А газета между тем идет все ходчее и ходчее. Подписчик так и валит; от кухарок, дворников, кучеров отбою нет. У Непомнящего голова с каждым днем делается менее и менее способною выдумать что-нибудь путное для помещения денег.

Некоторое время его соблазняет мысль: не съездить ли в Италию, где продается замок Лампопо с принадлежащим к нему княжеским титулом? Сверх того, у него на правой лядвее вскочил прыщ, так уж и его, кстати, омыть в волнах Средиземного моря. Находятся, однако ж, настолько честные люди, которые доказывают, что затея его требует, по малой мере, в двадцать раз большего капитала, нежели тот, которым он обладает. С горечью покидает он свою мечту и жалуется, что ничто ему не удается. Nichts! Он ропщет на себя за то, что до сих пор так безрасчетно расходовал дворницкие лепты, и жестко отказывает сотрудникам в выдаче денег в счет будущих заработков.

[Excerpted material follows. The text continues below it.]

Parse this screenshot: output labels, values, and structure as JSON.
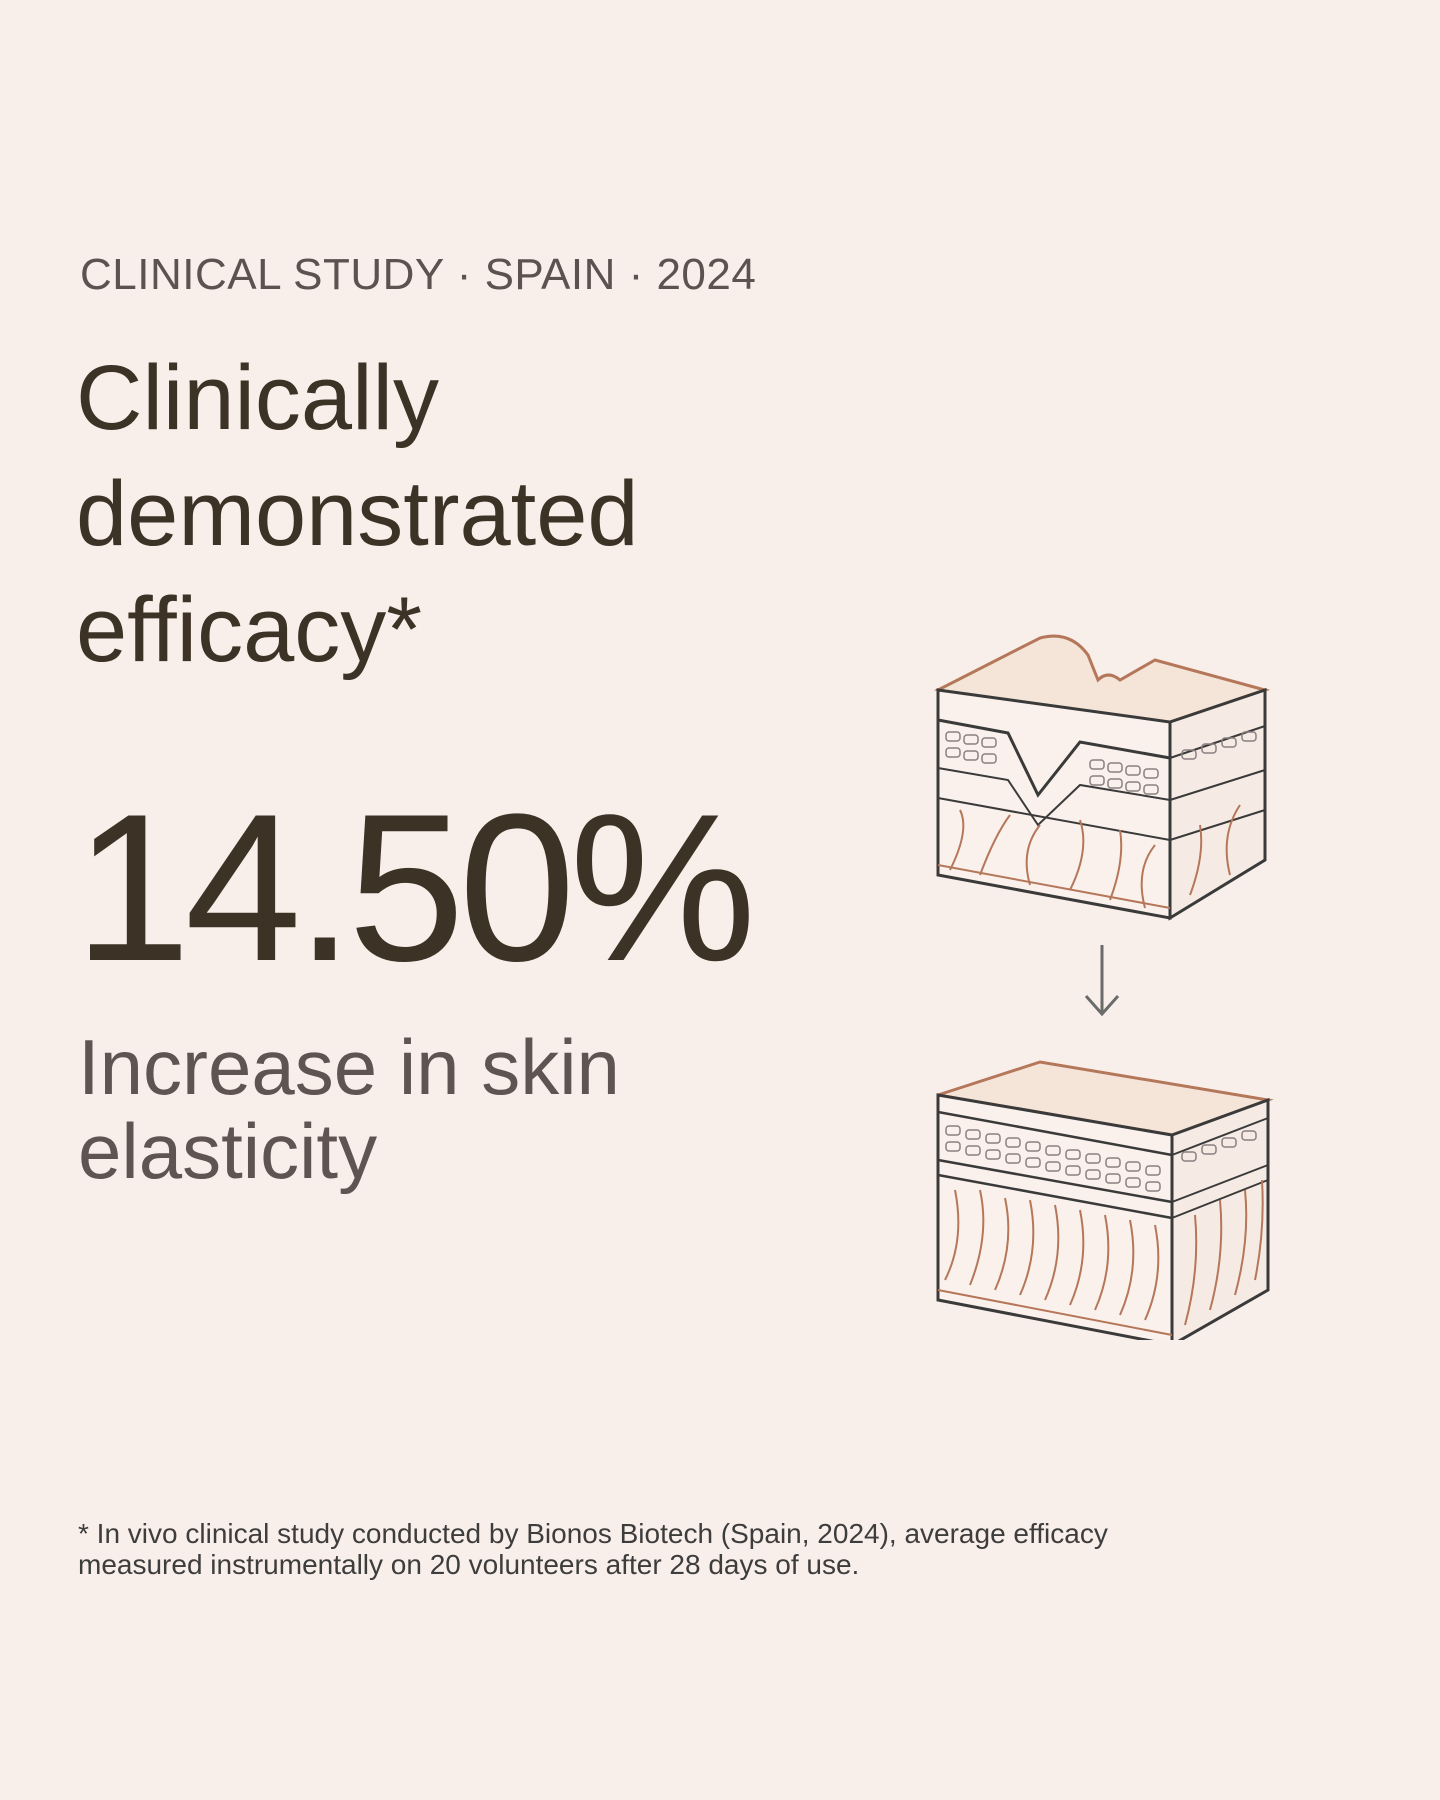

На другой день, однако ж, Непомнящий, по обыкновению, забыл о вчерашнем. И мечты и намерения сменяются в нем быстро, без всякой резонной причины. Вчера он мечтал о покупке замка в Италии, сегодня – порешил сделаться крупным землевладельцем в своем отечестве. Ему нужно много-много земли, много-много леса и пропасть воды. Для обработки земли он выпишет из Франции нормандских жеребцов и скупит все сельскохозяйственные машины, какие существуют на свете. В лес он напустит всевозможных птиц и зверей и будет устраивать охоты. В водах будет производить опыты рыбоводства: скрестит леща с налимом, стерлядь с судаком. Но, главным образом, ему необходима старинная барская усадьба, такая, в которой каждое уединенное место свидетельствовало бы о временном пребывании в нем Добрыни, или Осляби, или Яна Усмовича. Эти места он слегка реставрирует, но непременно в том же духе и стиле, в каком они были при их приснопамятных посетителях. И, говорят, такая усадьба уже наклевывается, и именно "на верху крутой горы", где, по свидетельству "Аскольдовой могилы", "знаменитый жил боярин, по прозванью Карачун".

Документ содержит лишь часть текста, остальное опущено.